Vaardigheden en verantwoordelijkheden van een geleidehondeninstructeur
Een geleidehondeninstructeur moet beschikken over een breed scala aan vaardigheden, waaronder geduld, inzicht in hondengedrag en een diepe kennis van de menselijke interactie met honden. De instructeur is in staat om honden te motiveren, te corrigeren en te trainen op manieren die hen helpen om hun rol als geleidehond optimaal te vervullen. Dit vereist het vermogen om zowel de hond als de cliënt te begrijpen en hen te begeleiden naar een succesvolle relatie.
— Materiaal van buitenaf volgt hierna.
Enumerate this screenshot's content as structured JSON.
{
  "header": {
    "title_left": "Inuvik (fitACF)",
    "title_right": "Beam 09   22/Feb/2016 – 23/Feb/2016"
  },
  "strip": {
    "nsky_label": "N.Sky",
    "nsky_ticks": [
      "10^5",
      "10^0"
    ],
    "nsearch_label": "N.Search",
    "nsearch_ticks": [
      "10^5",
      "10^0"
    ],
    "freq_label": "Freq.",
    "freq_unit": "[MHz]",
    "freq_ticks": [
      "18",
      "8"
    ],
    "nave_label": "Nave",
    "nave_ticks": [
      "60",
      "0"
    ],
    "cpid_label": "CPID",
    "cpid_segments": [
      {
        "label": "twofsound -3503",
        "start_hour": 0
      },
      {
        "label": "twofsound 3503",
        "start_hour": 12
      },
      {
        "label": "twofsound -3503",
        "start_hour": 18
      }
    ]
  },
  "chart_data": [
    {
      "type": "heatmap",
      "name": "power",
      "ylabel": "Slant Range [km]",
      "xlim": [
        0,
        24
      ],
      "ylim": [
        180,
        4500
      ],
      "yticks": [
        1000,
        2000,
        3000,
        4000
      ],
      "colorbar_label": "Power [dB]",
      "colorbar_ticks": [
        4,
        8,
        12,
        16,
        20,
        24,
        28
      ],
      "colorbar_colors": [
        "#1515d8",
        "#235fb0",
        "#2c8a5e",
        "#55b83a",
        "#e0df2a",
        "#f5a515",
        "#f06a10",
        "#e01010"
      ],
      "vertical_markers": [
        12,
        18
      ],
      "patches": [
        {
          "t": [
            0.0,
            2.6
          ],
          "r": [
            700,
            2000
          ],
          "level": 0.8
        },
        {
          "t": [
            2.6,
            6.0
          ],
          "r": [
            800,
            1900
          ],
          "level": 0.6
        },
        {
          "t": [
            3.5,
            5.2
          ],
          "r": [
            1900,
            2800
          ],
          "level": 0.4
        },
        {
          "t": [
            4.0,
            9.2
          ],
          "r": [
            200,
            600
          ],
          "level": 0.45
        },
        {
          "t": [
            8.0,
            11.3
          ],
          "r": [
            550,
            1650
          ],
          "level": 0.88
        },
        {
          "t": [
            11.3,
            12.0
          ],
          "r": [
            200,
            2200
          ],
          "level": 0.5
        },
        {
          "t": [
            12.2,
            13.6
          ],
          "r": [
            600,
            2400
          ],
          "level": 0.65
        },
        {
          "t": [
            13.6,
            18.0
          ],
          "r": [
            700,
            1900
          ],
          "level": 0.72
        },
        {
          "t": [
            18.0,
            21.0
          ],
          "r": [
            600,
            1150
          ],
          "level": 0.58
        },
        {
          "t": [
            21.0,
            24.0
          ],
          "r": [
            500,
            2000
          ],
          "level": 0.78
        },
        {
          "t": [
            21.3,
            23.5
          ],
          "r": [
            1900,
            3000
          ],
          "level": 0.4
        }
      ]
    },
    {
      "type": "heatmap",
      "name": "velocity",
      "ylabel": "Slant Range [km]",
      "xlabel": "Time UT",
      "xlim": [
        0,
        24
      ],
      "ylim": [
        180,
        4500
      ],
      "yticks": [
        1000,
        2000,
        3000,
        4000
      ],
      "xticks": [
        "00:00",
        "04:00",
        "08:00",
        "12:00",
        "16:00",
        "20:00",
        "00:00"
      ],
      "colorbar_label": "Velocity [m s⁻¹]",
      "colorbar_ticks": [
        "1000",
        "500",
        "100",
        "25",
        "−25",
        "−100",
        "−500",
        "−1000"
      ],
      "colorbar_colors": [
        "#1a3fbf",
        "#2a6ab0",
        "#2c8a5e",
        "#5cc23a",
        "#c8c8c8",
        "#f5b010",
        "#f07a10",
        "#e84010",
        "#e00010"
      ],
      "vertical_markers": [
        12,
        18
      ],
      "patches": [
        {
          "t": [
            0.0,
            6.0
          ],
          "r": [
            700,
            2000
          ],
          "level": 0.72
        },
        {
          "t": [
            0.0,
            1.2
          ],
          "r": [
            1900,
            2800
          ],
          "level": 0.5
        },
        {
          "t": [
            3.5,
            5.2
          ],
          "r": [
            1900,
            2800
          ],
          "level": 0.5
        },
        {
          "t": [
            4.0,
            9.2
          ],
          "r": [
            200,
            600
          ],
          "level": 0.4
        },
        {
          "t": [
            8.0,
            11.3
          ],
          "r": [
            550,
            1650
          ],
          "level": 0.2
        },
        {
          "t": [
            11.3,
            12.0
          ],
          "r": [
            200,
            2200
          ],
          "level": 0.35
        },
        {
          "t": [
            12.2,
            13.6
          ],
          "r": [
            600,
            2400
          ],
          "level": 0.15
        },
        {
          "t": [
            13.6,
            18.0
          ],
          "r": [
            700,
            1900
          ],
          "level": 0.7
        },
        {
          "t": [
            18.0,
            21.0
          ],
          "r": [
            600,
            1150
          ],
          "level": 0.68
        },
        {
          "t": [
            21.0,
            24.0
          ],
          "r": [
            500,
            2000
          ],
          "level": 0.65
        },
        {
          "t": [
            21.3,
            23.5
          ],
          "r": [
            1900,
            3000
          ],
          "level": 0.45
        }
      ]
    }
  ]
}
Competenties van een geleidehondeninstructeur
De afdeling "Opleiding" van KNGF Geleidehonden ontvangt maandelijks ongeveer tien open sollicitaties van kandidaten die geïnteresseerd zijn in de functie van geleidehondeninstructeur. Deze functie biedt veel voldoening, maar de opleiding tot instructeur is veeleisend. De rol vereist veel meer dan louter hobbymatige honden training. Een succesvolle geleidehondeninstructeur moet voldoen aan de volgende capaciteiten en kwaliteiten:
- Agogische en menselijke vaardigheden: De instructeur moet in staat zijn om blinde en slechtziende personen te coachen en op te leiden in het gebruik van hun geleidehond.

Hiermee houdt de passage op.